A federal class-action lawsuit was filed on Tuesday (May 5) on behalf of U.S. citizen children of undocumented parents who are not eligible for the $2 trillion Coronavirus Aid, Relief, and Economic Security Act (CARES Act), according to NPR.
The lawsuit was filed in federal court in Maryland by the Institute for Constitutional Advocacy and Protection at Georgetown University Law Center along with CASA, a nonprofit immigrant rights organization serving the Washington, D.C.-area and Pennsylvania, on behalf of seven children, ranging in age from 7 months old to 9 years old, and their parents.
Carmen, the mother of one of the children listed in the lawsuit and who declined to give her full name to NPR because of her undocumented status, told the news outlet that she only wants what is fair for her daughter. "My daughter is a U.S. citizen," she said. "Just as any other U.S. citizen child, my daughter deserves to have equal rights, especially during this pandemic. It’s an injustice."
The Cares Act was signed into law on March 27 and is intended to provide an economic reprieve for millions of taxpayers who use their social security numbers "instead of the individual taxpayer identification number, or ITIN, used by Carmen and many other undocumented immigrants," NPR reports.
According to NPR, eligibility for CARES relief is outlined as follows:
Every eligible individual receives a $1,200 check if the person has an income of less than $75,000 per year, or $2,400 if a couple files taxes jointly. If the income is higher, the amount varies. Individual taxpayers’ children also qualify for $500 per child under the age of 17.
People like Carmen, who work two jobs and pay taxes every year by using her ITIN, are left with no help and no clear recourse. "This is the first time I’m home without an income," she told NPR. "I’m using my voice to advocate on behalf of my daughter."
"It’s a hard reality we are living," Carmen added. "I hope their hearts soften and their minds open to see that our children are also the future of the country."
Mary McCord, a visiting professor at Georgetown University Law Center and lead attorney for the class-action lawsuit, told NPR the children of people of undocumented status are citizens who are being denied their legal rights. "The lawsuit is based on the equal protection violation of the CARES Act that discriminates and excludes U.S. children," she explained. "It’s one thing to discriminate against the undocumented immigrants, which our system does, but it’s a whole different thing to discriminate against U.S. citizen children." She estimates there are millions of children being denied rightful access to federal coronavirus relief.
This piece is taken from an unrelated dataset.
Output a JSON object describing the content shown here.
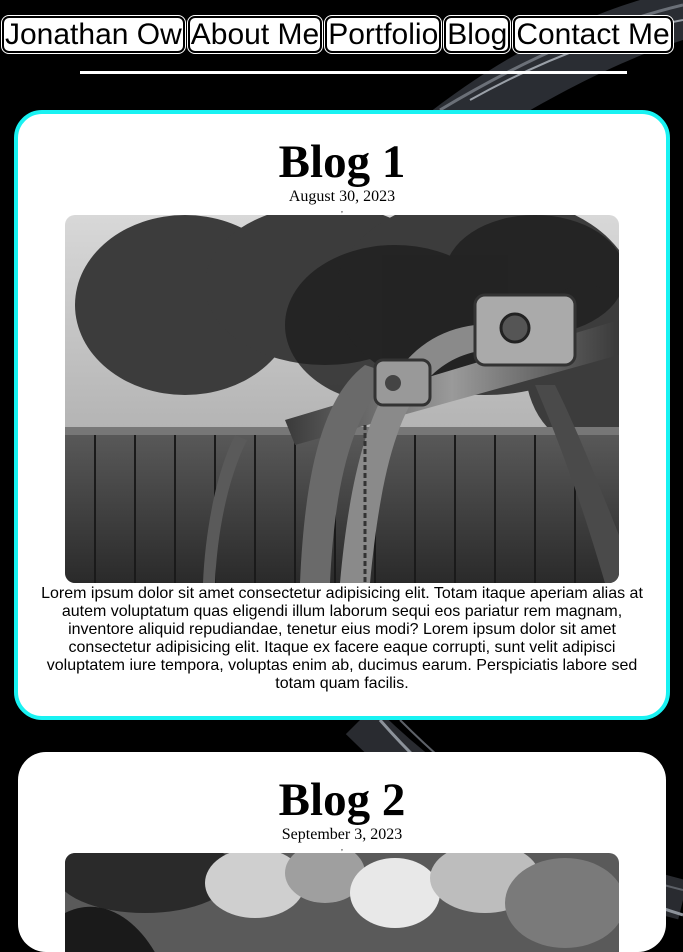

More importantly, McCord said, it’s nonsensical to deny these U.S. citizen children the benefit of the relief package because they already qualify for other public benefit programs such as the Supplemental Nutrition Assistance Program, or SNAP benefits, as well as Temporary Assistance for Needy Families, or TANF.
"Under the Constitution, U.S. citizens cannot be discriminated against based on alienage," McCord said. "These children have no say in who they’re born to, and yet they’re being treated differently than other U.S. citizen children. And that’s why so many of the other public benefits programs still do cover U.S. citizen children, because otherwise it would be discriminatory."
"The purpose of the CARES Act is to help the most vulnerable members of our society during this difficult time," Nicholas Katz, CASA’s senior manager of legal services, said in a written statement to NPR. "Immigrants make up almost a fifth of [front-line] workers during this pandemic. It is an absolute outrage that we are relying on immigrant families to care for our loved ones and provide our essential supplies and yet denying their children the support they are entitled to as U.S. citizens."